Verified packages — caught at the gate, not in production
Infraveil is a backend operations control plane that runs on your own servers. Nothing runs until it's verified: the agent checks the package it's handed before it starts the service, so a missing dependency or a broken build is caught at the deploy gate rather than crashing in production. Every release is approval-gated and recorded, with one-click rollback to the last package that actually started.
Frequently asked questions
What does 'Cannot find module' mean?
Node tried to resolve a require/import and couldn't find it. The MODULE_NOT_FOUND code accompanies it. The missing item is either an uninstalled package or a missing/mis-pathed file.
Why does it work locally but not in production?

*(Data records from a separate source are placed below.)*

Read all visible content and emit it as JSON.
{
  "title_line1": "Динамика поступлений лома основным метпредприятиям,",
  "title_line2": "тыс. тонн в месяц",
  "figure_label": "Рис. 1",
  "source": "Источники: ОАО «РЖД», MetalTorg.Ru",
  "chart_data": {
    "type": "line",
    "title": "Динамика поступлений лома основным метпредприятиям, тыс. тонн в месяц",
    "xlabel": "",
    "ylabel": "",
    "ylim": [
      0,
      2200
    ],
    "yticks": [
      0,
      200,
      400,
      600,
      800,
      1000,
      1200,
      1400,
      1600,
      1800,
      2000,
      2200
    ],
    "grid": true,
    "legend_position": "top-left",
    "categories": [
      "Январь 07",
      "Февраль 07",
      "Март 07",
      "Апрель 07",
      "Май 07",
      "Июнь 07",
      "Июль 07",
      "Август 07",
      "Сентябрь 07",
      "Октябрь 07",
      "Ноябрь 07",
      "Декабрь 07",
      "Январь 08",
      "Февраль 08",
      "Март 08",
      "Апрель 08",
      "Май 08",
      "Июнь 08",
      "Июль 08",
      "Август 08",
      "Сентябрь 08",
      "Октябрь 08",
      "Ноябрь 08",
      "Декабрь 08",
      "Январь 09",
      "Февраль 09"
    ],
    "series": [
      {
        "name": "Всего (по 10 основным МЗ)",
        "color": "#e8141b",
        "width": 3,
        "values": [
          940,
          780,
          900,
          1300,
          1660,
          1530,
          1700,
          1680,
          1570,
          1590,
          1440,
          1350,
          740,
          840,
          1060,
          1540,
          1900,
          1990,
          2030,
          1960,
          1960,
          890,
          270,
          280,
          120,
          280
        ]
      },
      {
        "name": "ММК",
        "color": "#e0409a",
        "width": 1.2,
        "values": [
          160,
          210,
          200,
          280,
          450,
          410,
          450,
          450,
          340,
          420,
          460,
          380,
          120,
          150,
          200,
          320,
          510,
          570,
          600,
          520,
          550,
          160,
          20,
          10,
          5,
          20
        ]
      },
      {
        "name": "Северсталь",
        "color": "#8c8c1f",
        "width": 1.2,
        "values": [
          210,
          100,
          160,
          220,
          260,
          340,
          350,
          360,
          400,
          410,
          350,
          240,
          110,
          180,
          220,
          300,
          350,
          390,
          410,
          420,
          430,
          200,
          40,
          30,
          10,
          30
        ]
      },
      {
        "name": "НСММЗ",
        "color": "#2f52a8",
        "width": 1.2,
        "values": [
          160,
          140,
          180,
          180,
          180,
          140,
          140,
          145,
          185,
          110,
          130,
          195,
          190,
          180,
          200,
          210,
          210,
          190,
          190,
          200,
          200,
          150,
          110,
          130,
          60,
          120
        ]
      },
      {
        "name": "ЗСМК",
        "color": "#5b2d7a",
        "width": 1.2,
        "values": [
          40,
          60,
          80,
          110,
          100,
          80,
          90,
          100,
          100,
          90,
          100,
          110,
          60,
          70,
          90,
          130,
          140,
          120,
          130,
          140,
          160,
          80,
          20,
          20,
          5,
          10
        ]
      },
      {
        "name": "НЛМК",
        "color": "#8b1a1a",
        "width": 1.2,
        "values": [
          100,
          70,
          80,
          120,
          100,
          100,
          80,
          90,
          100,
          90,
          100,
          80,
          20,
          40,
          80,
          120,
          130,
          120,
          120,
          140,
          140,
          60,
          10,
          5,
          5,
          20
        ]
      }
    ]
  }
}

Locally you have all dependencies and the right build output. Production may have skipped devDependencies, not run npm ci, not run the build, or be case-sensitive (Linux) where your machine isn't.
Should I use npm install or npm ci on deploy?
Use npm ci. It installs exactly what the lockfile specifies, fails if package.json and the lockfile disagree, and is reproducible — ideal for CI/CD and production.
Why does the same import fail only on Linux?
Linux filesystems are case-sensitive. ./Utils/Log and ./utils/log are different paths there, even though macOS and Windows treat them as the same. Match the import casing to the real filename.